Amaçlarının katliam olduğu ancak neden böyle bir işe giriştikleri bile belirsiz olan kişiler, öldürme arzusu ile yanıp tutuşmaktadır. İroniktir ki grubun lideri kendine nazi yakıştırması yapıldığı zaman oldukça sinirlenmiş, gruptakilerden biri ise bir çocuğun ölümüne şiddetle tepki göstermiştir. Bu çelişkiye rağmen katliam grubundaki herkese insan öldürme fikri haz vermektedir. Filmin sonlarına doğru öldürme arzusuyla daha fazla bekleyemeyip bir anda harekete geçen grup, karşısında beklediği manzarayı bulamayacak, ava giden avlanacaktır. Etnik kökenleri ve köy oluşumuna sahip olmaları nedeniyle Bacurau halkını hor görmelerinin cefasını çekeceklerdir.
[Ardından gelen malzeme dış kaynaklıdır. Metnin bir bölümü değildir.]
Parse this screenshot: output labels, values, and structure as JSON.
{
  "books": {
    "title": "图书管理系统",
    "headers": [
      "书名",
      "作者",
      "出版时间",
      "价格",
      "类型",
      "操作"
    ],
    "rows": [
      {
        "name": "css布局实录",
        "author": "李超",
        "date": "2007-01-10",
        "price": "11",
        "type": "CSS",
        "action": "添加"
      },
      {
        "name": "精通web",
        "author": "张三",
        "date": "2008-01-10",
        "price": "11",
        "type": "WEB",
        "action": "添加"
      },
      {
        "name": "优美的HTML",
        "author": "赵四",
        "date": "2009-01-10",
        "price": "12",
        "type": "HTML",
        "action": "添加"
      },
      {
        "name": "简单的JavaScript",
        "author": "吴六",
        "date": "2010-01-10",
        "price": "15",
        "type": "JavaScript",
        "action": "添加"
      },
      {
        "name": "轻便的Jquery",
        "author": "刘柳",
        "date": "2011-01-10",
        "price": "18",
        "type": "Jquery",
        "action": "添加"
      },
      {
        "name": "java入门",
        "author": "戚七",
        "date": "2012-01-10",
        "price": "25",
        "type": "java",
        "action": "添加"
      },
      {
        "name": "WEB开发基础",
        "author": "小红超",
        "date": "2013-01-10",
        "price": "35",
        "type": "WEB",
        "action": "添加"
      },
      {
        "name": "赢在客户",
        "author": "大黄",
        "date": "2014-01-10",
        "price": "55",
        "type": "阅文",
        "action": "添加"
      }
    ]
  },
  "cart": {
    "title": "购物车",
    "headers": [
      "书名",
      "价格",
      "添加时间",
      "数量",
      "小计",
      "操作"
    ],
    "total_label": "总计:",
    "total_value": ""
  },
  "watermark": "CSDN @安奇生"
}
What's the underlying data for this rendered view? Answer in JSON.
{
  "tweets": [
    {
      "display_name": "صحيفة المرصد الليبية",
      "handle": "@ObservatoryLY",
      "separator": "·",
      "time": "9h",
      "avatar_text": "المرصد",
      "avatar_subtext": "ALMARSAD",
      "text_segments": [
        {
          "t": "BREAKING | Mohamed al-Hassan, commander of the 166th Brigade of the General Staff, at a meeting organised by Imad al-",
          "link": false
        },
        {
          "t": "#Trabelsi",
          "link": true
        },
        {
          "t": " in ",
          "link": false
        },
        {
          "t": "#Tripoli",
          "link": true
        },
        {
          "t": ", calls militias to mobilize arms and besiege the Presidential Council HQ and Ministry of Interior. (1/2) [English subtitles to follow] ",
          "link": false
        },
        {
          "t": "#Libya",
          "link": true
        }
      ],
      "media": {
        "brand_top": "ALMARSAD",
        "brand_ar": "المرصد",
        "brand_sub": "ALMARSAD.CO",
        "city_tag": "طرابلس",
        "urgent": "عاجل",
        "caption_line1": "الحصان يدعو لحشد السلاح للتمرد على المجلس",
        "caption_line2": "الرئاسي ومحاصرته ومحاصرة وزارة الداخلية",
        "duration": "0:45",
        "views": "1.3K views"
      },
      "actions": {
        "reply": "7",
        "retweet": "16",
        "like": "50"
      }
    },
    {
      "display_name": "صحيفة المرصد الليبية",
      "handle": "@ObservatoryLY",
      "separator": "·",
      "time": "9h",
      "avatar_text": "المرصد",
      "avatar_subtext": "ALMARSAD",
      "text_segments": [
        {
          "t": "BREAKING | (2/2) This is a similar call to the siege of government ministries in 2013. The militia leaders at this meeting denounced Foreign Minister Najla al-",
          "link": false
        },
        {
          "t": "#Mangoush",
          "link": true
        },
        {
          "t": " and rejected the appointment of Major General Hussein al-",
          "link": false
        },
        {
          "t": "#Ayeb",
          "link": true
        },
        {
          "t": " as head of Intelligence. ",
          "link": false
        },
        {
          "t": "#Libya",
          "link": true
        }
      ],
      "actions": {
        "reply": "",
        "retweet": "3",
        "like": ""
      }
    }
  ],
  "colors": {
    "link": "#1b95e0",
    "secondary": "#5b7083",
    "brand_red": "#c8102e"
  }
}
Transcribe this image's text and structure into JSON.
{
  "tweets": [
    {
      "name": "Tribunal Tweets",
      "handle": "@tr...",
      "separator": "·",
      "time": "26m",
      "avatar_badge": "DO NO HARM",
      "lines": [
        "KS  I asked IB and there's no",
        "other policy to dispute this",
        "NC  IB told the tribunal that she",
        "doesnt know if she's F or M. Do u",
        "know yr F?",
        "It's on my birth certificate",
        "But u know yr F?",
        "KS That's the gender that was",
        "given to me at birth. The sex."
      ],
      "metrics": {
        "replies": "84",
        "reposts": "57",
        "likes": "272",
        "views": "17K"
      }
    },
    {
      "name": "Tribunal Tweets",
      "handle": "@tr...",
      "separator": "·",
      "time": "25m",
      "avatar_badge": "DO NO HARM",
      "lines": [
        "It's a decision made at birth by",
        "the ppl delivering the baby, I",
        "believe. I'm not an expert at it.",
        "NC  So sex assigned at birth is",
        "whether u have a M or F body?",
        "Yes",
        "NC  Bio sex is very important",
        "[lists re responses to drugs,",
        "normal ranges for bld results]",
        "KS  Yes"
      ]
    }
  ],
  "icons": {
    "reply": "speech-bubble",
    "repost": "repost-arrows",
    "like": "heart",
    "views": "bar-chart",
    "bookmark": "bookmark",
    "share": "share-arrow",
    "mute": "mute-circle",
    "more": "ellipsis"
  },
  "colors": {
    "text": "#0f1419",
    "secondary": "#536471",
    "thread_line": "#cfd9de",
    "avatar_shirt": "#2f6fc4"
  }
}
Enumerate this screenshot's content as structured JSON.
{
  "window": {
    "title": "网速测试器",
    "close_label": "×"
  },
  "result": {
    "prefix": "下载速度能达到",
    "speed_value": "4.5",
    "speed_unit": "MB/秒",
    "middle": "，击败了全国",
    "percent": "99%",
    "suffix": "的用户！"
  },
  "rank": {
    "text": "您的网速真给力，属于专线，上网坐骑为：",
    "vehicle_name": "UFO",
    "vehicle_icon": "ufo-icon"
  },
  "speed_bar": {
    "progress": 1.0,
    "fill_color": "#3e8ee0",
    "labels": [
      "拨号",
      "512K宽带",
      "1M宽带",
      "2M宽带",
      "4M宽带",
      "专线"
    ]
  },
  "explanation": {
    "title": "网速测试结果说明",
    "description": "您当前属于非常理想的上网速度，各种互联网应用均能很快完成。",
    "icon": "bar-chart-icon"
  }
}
Yazının başında Bacurau’ya baktığımızda bir komün hayatı ile karşılaşıyor olduğumuzdan bahsettim. Bacura, kendi içerisinde yaşayan bir köy. Kendi dışında olanla iletişim içerisine girmeye çalışmıyor. Kendine yetecek kadar üretiyor ve tüketiyor. Yıllardır kullanılmayan okul otobüsü, dışarıya karşı herhangi bir merak duygus olmadığını gösteriyor. Ancak halkın temel ihtiyaçları tam olarak karşılanmıyor. Bacurau’da en başta su, ilaç, ve yiyecek olmak üzere birçok temel şeyin eksikliği var. Bu eksikliklerin ise belediye başkanı tarafından giderilmesi gerek. Fakat başkan görevde olduğu sürece halkın durumu ile ilgilenmiyor ta ki yeniden seçim vakti gelinceye kadar. Yaklaşan seçim ile yerini korumak isteyen başkan halkın ihtiyaçlarıyla ilgilendiğini ‘göstermek’ amacıyla ilaçlar, yiyecekler ve kitaplar getiriyor. Tarihi geçmiş ilaçlar ve yiyecekler, eskimiş kitaplar…
Gel gelelim beklediği tepkiyi alamayan başkan adayı gözden kayboluyor ve Bacurau’da ilginç olaylar patlak veriyor. Yaşanan olayların sonunda başkan bir kahraman gibi yeniden ortaya çıkıyor. Grup liderinin başkanı tanıyor olması ile Bacurau hikayesindeki taşlar artık rahatça yerine oturuyor. Başkan ile katliam grubunun lideri arasındaki ilişki kendini gösterince, yaşananların politik bir çıkar uğruna planlandığını öğreniyoruz.
Halk tarafından bir ata elleri bağlı bir şekilde oturtulan başkanın kafasına bir maske geçiriliyor ve ormana doğru bırakılıyor. Katliam grubundakilerin ise başları kesilerek, bir güç ve otorite sembolü olarak herkesin önünde sergileniyor. Biz bu görüntüyü daha önce köy sakinlerinden birinin evinde görüyoruz. Geçmişte Bacurau’da yaşanmış bir olayda, düşmanı yenmenin üzerine halk yine düşmanlarının başlarını kesmiş ve bu anı fotoğraflamış. Şimdi ise bu geleneğin devam ettiğini ancak günümüz şartlarına göre evrildiğini görüyoruz. Şu anki fotoğraflar, herkesin cebinden çıkan telefon makineleri ile çekiliyor. Biz her ne kadar kapalı bir toplum modeli görsek de küreselleşen dünyada birtakım gelişmelerden uzak kalmak gittikçe olanaksızlaşıyor.
Filmin büyük bir kısmında birbirine karışan hikaye ve kişilerin filmin sonlarına doğru yerine oturması ile Cannes film festivalinden aldığı ödül yerini buluyor. Film, Brezilya’nın küçük bir köyünden hareketle, bizlere evrensel bir politika metaforu sunuyor.